Soft fruit breeding has been a staple output of the science at the James Hutton Institute and its legacy organisations since the 1930s. Today, raspberry, blackberry, blackcurrant and blueberry all have their own industry funded breeding programmes in place, managed by the Institute’s commercial arm, James Hutton Limited.
The Raspberry Breeding Consortium; a collaboration between marketing groups, propagators, AHDB and Scottish Government, was born in 2002 and began its 4th phase last year (still open to new membership from marketing groups and propagators in the EU) with the continuing aim of breeding new, targeted raspberry varieties, a process accelerated via the innovative science of the James Hutton Institute, making it a unique programme and a leader in deploying molecular marker technology in a breeding programme.

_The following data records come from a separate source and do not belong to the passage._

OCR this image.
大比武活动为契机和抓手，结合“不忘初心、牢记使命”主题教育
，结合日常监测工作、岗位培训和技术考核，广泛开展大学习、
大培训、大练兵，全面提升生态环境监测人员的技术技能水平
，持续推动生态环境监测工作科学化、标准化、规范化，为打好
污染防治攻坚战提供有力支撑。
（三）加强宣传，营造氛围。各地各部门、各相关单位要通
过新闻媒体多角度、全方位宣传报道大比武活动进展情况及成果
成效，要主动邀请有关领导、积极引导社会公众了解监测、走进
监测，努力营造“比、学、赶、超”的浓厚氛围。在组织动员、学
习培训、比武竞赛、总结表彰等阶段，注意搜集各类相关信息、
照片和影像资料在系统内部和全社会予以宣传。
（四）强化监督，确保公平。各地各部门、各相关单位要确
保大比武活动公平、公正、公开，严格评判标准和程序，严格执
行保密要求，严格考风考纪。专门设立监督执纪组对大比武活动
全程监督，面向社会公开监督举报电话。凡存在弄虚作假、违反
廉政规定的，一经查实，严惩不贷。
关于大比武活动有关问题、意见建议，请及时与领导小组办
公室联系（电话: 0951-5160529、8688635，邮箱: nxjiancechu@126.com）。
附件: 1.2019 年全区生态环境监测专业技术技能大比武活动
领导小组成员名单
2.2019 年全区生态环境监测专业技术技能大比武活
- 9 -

The James Hutton Institute is synonymous with blackcurrant breeding. It’s estimated that 95% of UK grown blackcurrants have emerged from breeding programmes at the Institute’s base, just west of the city of Dundee, Scotland, all recognisable by the ‘Ben’ prefix.
Blueberry and blackberry programmes began in 2017 and 2018 respectively. Both have hit the ground running with the combination of genetic markers, unique germplasm and breeding expertise that other programmes simply could not access and are already trialling advanced selections.
In a world where fruit has never been more fresh, more varied or more globally available, Dr Dorota Jarret, Ribes Breeder and Geneticist at James Hutton Limited, and chair of the ISHS Rubus and Ribes group, explains the necessity for more industry funded breeding programmes, “Modern breeding programmes address the problems of production in an evolving world. We have to face up to climate change; growers are dealing with poor quality and degraded soils, newly emerging pathogens, unpredictable weather, shorter and drier growing seasons plus restrictions on chemical use.”
James Hutton Limited breeding programmes are supported by a 450-strong team of researchers, scientists, field staff and breeders with unrivalled expertise in pest and disease management, genetics, diagnostic development, plant stresses, imaging, modelling, statistics and more, and are set to benefit further from investment at the James Hutton Institute when ground breaks on a £32 million Advanced Plant Growth Centre this summer.
Dr Jarret continues, “Consumer tastes are changing and production costs are increasing so we need varieties that are productive, have low picking and management costs, good pest and disease tolerance and require reduced inputs, and they must also satisfy retailer and processor requirements which would include large fruit, good flavour, extended shelf life and season. We have some very exciting new selections in trials, including a floricane raspberry that has so far shown resistance to root rot as well as two primocanes, both highly productive plants producing large, sweet, fruit. Developments like this demonstrate the major benefit of being attached to a world-leading centre of crop research. Unfortunately, there is no one size fits all solution but luckily, we’re in the right place to make a real difference to the soft fruit industry and to agriculture as a whole.”
Dr Jarret is speaking at Fruit Logistica as part of the Fresh Produce Forum on February 6th between 1pm and 2pm. The overarching topic is, 'Berries - improved harvests and product quality in times of climate change'.